Her|Self presents body image in a new light. I take black and white photos of women and then ask them to write, in their own words, how they feel about the way they look in the photo. The woman's photo and her words become one piece that stands on its own, with no editing and filtering. The viewer, first attracted to the photo, is then further drawn in by the emotions revealed by the words.
I first started this project when I was a student at Mills College, wanting to expose and explore the unrelenting negative comments that my friends made about the way they looked. These were intelligent, strong, beautiful women attending a women's college. Yet they still felt the need to be thin and attractive in order to be accepted. I wanted to reveal their inner thoughts—those words that they shared with other women in private conversation. Instead of the standard research, articles and opinion polls, women's voices emerge through their own words, allowing us to see how women see themselves. The exhibit also asks the question, "Is what these women see in the mirror a reflection of what society sees, or does what they see come from somewhere within?"
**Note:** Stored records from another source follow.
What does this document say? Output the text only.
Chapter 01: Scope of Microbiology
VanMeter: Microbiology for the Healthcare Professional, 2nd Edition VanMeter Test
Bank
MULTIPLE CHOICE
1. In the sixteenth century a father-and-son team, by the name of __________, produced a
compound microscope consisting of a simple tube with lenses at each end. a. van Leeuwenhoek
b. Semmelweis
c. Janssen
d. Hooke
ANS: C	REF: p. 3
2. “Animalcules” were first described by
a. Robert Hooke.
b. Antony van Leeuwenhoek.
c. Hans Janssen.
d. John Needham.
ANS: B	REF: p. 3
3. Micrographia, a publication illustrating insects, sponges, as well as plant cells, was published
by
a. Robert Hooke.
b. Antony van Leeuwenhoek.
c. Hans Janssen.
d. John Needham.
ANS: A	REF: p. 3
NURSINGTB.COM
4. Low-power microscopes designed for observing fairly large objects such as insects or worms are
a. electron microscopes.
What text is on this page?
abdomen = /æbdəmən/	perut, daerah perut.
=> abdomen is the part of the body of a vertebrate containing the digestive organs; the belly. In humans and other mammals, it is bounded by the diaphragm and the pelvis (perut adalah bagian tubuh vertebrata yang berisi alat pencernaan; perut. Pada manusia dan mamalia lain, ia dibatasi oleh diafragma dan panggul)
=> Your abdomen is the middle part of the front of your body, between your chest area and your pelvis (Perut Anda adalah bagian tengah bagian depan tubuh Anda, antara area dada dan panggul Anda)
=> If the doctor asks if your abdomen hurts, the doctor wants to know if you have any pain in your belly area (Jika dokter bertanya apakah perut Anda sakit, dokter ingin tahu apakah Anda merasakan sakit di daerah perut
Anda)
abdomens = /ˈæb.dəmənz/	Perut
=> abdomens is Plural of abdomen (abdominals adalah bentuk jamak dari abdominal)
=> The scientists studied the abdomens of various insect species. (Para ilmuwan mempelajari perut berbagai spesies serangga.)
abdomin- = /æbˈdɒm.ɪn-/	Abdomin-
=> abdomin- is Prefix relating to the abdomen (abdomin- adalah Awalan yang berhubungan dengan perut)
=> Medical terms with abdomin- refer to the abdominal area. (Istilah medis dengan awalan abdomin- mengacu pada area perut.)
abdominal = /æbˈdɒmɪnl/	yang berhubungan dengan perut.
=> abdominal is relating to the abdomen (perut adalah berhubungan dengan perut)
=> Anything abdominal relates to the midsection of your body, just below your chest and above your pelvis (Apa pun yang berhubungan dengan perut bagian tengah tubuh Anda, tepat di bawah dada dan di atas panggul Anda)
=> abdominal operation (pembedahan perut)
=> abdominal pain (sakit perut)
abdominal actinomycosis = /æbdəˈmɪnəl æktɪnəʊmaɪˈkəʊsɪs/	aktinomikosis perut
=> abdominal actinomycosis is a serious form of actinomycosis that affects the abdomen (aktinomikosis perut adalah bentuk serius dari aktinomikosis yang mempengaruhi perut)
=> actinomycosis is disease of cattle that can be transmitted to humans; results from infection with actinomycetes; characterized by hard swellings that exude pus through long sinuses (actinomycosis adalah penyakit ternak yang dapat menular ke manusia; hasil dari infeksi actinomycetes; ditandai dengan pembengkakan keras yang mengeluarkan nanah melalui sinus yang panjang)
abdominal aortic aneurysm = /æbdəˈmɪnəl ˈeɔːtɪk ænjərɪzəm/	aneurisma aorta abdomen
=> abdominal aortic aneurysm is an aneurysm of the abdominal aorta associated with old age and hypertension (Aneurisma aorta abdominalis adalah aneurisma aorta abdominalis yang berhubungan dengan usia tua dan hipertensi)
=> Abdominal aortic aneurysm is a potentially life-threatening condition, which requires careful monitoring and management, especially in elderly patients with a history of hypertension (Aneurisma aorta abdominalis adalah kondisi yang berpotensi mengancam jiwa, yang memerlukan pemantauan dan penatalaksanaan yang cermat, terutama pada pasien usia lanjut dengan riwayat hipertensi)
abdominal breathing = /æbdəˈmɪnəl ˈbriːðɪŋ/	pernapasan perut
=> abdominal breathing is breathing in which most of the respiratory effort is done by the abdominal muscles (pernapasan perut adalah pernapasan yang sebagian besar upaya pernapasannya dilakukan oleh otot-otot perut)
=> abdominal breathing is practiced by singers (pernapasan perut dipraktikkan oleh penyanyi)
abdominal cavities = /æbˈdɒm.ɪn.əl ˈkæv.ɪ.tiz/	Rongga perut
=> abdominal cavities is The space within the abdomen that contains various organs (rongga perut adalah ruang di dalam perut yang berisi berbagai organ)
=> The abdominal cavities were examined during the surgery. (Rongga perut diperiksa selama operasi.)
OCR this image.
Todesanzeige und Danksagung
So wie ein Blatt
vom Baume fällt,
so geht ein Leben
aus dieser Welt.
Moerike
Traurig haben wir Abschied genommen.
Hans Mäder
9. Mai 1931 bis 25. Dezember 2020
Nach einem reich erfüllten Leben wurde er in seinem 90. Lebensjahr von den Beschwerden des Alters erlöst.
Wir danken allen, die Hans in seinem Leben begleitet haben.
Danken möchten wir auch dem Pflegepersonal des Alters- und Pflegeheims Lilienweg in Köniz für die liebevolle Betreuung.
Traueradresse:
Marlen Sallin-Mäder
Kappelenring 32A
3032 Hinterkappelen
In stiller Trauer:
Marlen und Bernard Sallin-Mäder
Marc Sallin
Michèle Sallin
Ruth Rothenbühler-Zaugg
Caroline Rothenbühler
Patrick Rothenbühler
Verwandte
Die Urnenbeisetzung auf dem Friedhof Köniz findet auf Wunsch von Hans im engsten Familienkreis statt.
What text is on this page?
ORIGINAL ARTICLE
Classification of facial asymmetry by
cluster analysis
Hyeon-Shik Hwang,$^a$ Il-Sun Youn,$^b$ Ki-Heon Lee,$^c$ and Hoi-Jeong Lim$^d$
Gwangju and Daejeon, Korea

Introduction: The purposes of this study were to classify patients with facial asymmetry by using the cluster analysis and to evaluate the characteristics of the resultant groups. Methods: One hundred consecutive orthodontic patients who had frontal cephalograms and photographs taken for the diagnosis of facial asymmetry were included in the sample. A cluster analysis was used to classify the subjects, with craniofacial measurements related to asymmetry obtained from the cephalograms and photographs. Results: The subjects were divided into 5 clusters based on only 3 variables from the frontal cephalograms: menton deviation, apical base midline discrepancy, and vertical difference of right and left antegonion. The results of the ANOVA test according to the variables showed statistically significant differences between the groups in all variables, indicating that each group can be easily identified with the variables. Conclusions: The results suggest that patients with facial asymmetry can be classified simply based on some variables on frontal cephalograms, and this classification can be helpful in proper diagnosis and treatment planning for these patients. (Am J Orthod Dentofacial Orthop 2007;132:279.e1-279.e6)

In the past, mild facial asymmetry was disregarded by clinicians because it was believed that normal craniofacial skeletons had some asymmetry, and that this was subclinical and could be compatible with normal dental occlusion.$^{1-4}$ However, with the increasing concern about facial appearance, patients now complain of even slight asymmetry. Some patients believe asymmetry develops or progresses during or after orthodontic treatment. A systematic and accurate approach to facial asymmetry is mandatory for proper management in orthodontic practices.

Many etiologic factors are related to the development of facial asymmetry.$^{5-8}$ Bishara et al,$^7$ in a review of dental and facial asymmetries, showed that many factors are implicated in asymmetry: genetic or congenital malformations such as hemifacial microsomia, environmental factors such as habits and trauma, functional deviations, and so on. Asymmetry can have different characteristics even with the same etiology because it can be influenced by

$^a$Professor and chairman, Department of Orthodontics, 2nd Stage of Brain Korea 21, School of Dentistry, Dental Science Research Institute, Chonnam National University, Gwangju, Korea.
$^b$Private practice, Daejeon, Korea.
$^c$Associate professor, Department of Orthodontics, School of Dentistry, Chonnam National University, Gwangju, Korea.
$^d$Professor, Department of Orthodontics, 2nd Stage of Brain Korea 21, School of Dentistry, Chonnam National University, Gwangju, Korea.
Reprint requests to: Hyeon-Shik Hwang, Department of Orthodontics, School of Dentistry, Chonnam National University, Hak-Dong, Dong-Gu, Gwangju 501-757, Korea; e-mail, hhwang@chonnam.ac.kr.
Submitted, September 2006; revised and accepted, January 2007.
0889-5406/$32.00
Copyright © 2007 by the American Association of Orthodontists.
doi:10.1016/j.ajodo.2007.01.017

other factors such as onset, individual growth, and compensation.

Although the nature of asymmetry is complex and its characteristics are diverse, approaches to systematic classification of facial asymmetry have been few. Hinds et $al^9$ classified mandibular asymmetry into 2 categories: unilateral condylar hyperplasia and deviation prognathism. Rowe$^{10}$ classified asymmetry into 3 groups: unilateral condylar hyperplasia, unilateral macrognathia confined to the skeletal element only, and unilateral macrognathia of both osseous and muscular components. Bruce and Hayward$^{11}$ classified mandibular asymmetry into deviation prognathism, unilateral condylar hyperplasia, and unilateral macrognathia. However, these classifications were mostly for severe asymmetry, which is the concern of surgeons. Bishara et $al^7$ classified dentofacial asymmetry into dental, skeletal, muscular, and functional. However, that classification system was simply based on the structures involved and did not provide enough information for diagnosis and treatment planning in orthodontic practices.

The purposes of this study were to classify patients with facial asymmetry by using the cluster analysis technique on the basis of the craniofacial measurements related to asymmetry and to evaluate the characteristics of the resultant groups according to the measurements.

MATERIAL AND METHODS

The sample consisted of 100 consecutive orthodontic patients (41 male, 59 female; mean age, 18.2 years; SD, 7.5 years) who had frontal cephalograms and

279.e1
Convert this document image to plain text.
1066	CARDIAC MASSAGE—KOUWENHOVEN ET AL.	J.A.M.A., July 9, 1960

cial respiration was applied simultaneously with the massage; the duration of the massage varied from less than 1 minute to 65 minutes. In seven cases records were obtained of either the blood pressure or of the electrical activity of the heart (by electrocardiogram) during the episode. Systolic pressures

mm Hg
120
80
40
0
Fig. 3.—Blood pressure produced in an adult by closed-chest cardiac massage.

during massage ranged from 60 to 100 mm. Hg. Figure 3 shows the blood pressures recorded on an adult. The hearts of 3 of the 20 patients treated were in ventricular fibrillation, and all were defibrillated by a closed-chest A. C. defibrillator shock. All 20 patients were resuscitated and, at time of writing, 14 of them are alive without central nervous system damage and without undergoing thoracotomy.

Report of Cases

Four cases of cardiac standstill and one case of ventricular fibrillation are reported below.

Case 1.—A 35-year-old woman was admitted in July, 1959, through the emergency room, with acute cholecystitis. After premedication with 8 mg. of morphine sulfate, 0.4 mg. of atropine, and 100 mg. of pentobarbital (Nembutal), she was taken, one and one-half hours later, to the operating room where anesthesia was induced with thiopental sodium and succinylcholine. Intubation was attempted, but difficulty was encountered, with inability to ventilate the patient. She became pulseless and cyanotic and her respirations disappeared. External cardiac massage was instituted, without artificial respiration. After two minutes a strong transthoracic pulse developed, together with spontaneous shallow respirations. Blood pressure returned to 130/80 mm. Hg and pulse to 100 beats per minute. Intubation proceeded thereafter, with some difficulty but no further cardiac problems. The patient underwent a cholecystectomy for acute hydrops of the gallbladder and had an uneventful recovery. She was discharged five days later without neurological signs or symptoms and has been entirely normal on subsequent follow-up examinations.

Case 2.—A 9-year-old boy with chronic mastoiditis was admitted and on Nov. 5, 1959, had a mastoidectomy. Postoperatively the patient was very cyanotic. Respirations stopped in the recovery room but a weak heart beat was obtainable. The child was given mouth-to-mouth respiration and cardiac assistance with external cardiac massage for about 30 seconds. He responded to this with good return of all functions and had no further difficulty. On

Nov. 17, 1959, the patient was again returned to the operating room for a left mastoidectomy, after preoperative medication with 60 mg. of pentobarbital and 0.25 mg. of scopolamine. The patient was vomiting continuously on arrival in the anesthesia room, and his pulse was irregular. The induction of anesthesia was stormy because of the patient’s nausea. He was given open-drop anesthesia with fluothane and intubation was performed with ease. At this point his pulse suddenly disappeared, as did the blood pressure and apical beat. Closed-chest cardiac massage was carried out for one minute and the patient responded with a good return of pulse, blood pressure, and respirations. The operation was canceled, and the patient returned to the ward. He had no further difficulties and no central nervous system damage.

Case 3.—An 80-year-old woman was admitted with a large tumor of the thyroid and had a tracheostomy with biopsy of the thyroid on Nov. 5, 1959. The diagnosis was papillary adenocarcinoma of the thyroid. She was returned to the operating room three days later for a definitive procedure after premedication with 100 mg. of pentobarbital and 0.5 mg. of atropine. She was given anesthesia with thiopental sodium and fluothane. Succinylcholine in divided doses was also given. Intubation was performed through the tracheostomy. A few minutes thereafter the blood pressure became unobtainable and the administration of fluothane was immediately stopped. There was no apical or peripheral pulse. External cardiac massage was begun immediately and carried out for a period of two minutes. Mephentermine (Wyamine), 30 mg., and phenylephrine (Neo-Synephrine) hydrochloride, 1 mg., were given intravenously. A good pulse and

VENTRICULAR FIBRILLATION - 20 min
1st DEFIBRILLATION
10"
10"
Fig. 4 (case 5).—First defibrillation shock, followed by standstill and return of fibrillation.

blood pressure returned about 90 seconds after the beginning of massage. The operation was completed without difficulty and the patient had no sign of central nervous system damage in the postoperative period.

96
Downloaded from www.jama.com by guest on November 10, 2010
The participants so far include a history-making NYC firefighter, a woman who has sailed around the world twice, a NASA scientist, an actress, a 74-year-old Rabbi, a Southern reverend, an Academy Award-winning screenplay writer and an Emmy Award-winning television producer. Women in this project begin by examining their appearance, but delve deeper to explore how factors such as ethnicity, age, goals or upbringing have affected their lives and formed the mirror in which they see themselves. What better way to explore the source of women's body image issues than to see, and hear, from women themselves?